HUKUM | TIPIKOR
“Saya pusing juga. Langsung dia datang ke Makassar tagih saya. Saya ditelepon, dia menginap di Hotel di Swisbell Pantai Losari. Dia datang dua kali ketemu saya. Satu kali lewat video call. Saya tidak layani yang ketiga kalinya,”
Lapan6Online | Jakarta : Ada yang rada janggal pada kegiatan bimbingan teknis evaluasi Anggaran Pendapatan dan Belanja Daerah (APBD,red) Tahun Anggaran 2022 melalui Sistem Informasi Pemerintahan Daerah atau SIPD yang digelar Direktorat Jenderal (Ditjen) Bina Keuangan Daerah (Keuda,red) Kementerian Dalam Negeri (Kemendagri) pada Kamis (18/11/2021) lalu.
Kejanggalan itu pasalnya, karena kegiatan tersebut tidak dihadiri oleh Dirjen Keuda Mochamad Ardian Noervianto. Justru yang hadir Direktur Perencanaan Anggaran Daerah Ditjen Bina Keuda, Bahri. Ini tidak seperti biasanya.
Menurut keterangan yang dihimpun mengungkapkan, Mochamad Ardian Noervianto diam-diam telah dicopot jabatannya sebagai Dirjen Keuda Kemendagri. Dan dimutasi sebagai Dosen di IPDN (Institut Pemerintahan Dalam Negeri).

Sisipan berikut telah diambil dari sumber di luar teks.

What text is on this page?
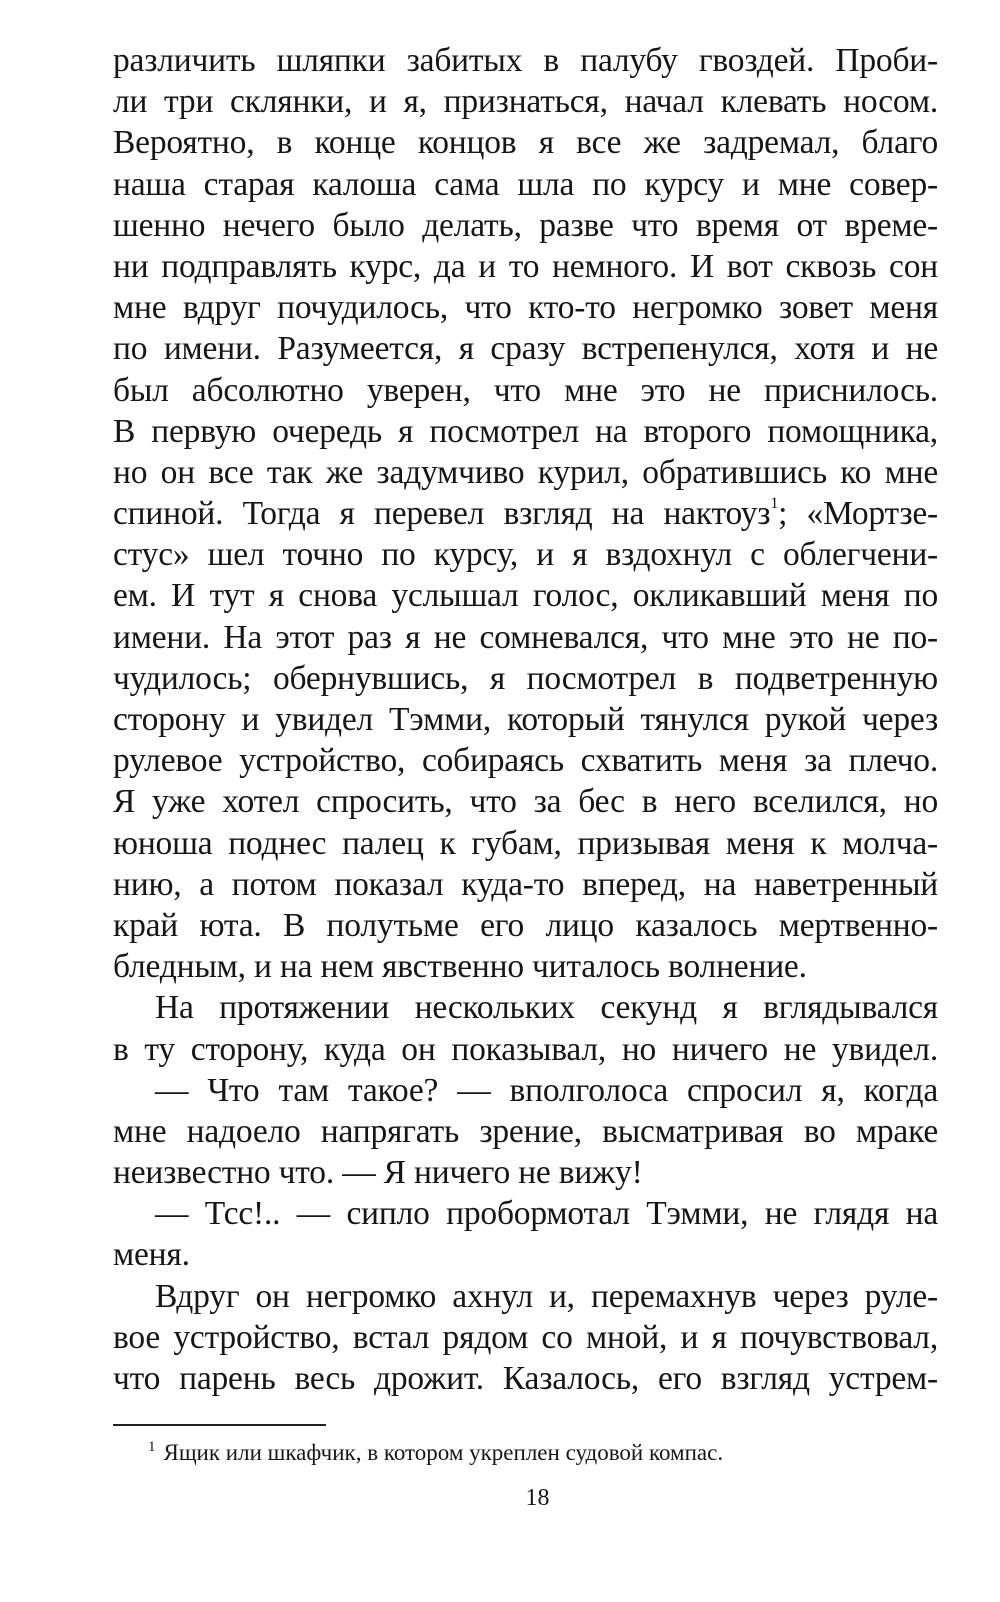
различить шляпки забитых в палубу гвоздей. Проби-
ли три склянки, и я, признаться, начал клевать носом.
Вероятно, в конце концов я все же задремал, благо
наша старая калоша сама шла по курсу и мне совер-
шенно нечего было делать, разве что время от време-
ни подправлять курс, да и то немного. И вот сквозь сон
мне вдруг почудилось, что кто-то негромко зовет меня
по имени. Разумеется, я сразу встрепенулся, хотя и не
был абсолютно уверен, что мне это не приснилось.
В первую очередь я посмотрел на второго помощника,
но он все так же задумчиво курил, обратившись ко мне
спиной. Тогда я перевел взгляд на нактоуз$^1$; «Мортзе-
стус» шел точно по курсу, и я вздохнул с облегчени-
ем. И тут я снова услышал голос, окликавший меня по
имени. На этот раз я не сомневался, что мне это не по-
чудилось; обернувшись, я посмотрел в подветренную
сторону и увидел Тэмми, который тянулся рукой через
рулевое устройство, собираясь схватить меня за плечо.
Я уже хотел спросить, что за бес в него вселился, но
юноша поднес палец к губам, призывая меня к молча-
нию, а потом показал куда-то вперед, на наветренный
край юта. В полутьме его лицо казалось мертвенно-
бледным, и на нем явственно читалось волнение.
На протяжении нескольких секунд я вглядывался
в ту сторону, куда он показывал, но ничего не увидел.
— Что там такое? — вполголоса спросил я, когда
мне надоело напрягать зрение, высматривая во мраке
неизвестно что. — Я ничего не вижу!
— Тсс!.. — сипло пробормотал Тэмми, не глядя на
меня.
Вдруг он негромко ахнул и, перемахнув через руле-
вое устройство, встал рядом со мной, и я почувствовал,
что парень весь дрожит. Казалось, его взгляд устрем-
$^1$ Ящик или шкафчик, в котором укреплен судовой компас.
18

Informasi yang diperoleh menyebutkan bahwa Ardian dicopot dari jabatannya karena sedang menghadapi kasus hukum di Komisi Pemberantasan Korupsi (KPK). Tapi belum diketahui kasus hukum yang disangkakan kepada Ardian, karena hingga saat ini belum ada keterangan resmi resmi dari pihak KPK.
Dari pihak Kemendagri pun terkesan tertutup terkait pencopotan Ardian. Saat ini Dirjen Keuda Kemendagri dijabat oleh Plt dari kalangan Badan Litbang Kemendagri.
Sebelumnya, nama Ardian pernah disebut-sebut dalam persidangan kasus dugaan suap dan gratifikasi proyek infrastruktur di Pemprov Sulsel. Dengan tersangka Gubernur Sulsel non aktif Nurdin Abdullah.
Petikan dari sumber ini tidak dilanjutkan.